Se você mora em um lugar com pouca opção, procure cursos online (nesse post dou algumas dicas de como aprender alemão) e, se não funcionar para você, aprenda outro idioma. Como eu falei acima, no meu primeiro emprego eu me comunicava com meu chefe e meus colegas de trabalho em inglês e espanhol, então saber outros idiomas me ajudou. Além de que existe uma oferta de empregos em inglês para algumas áreas específicas.

Deixe seu currículo sempre atualizado, em alemão e inglês. A qualquer momento pode surgir uma oportunidade e preparar seu currículo em um idioma que você não sabe pode demorar um tempo. Peça ajuda a quem sabe bem o idioma para que seu currículo não contenha erros. Os alemães também usam bastante as redes sociais para profissionais: LinkedIn e, principalmente, o Xing. Deixe seu perfil atualizado em inglês nelas também.

Mais uma ferramenta para procurar empregos são os sites como Job.MeineStadt, Monster, Münchener Jobs ou StepStone, chamados aqui de Jobbörse.

Para Mini Jobs, as empresas normalmente colam um anúncio com a vaga no estabelecimento.
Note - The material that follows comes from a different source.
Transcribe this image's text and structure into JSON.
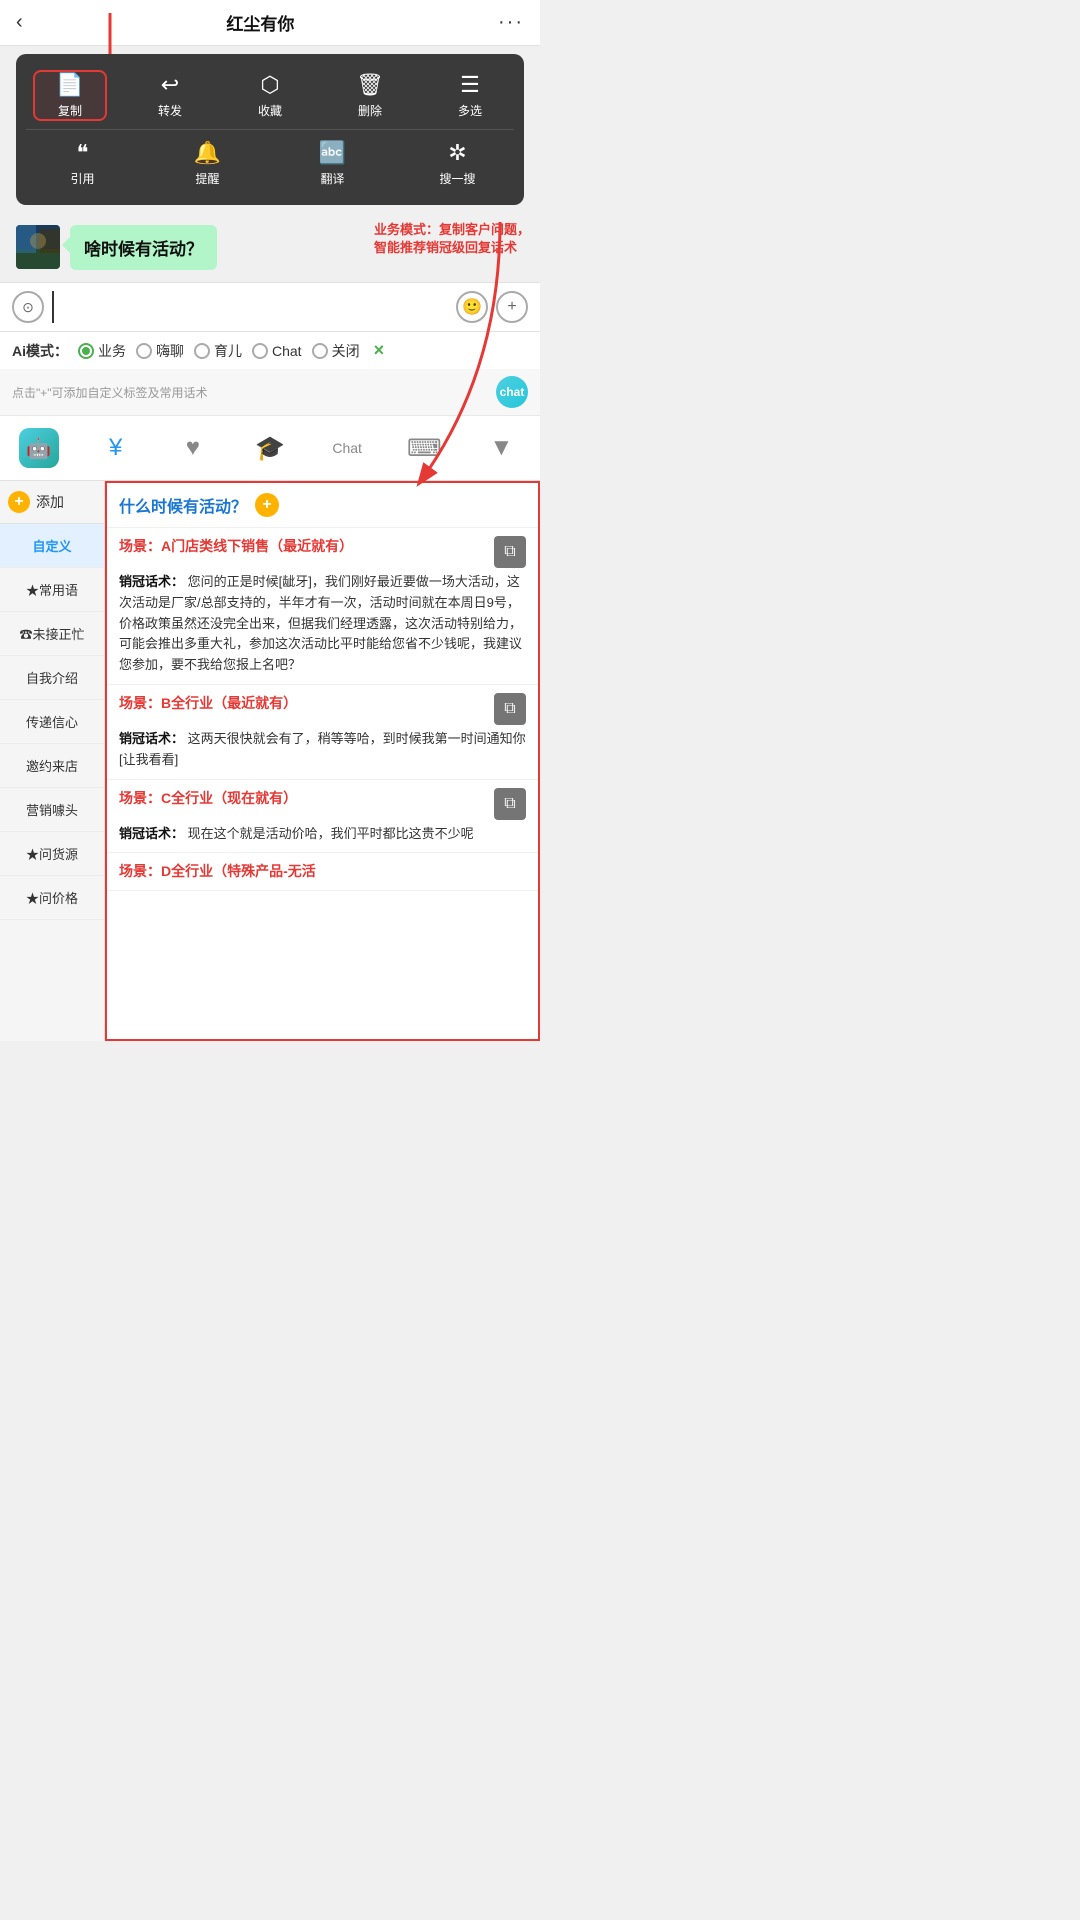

Saia de casa e fique ligado em lojas, restaurantes e supermercados.

Outra opção é ir ao Arbeitsagentur, a agência de empregos estatal, onde você pode ir tirar suas dúvidas, deixar seu currículo (como fazemos em empresas de RH no Brasil) e conversar para ver qual a melhor opção para você. Eles podem, inclusive, oferecer e indicar cursos para ajudar você a se inserir no mercado de trabalho.

Se você já tiver ao menos nível B1 ou B2 de alemão e estiver disposto a estudar, há a possibilidade de fazer Ausbildung, um curso técnico que combina estudos e estágio. Você estuda alguns dias de semana e nos outros você faz um estágio em alguma empresa. Também pode ser uma maneira de começar a trabalhar aqui, já numa área da sua preferência.

Mas minha maior dica é: esteja disposto a novas experiências. Acredito muito que foi isso que me ajudou a conseguir meus empregos tão rápido. Imagino que para quem deixou um excelente emprego no Brasil deva ser um pouco frustrante, porque é difícil conseguir algo bom muito rápido quando você é imigrante. Tenha paciência, vá estudando o idioma e, quando surgirem as dificuldades, relembre os seus motivos de estar aqui.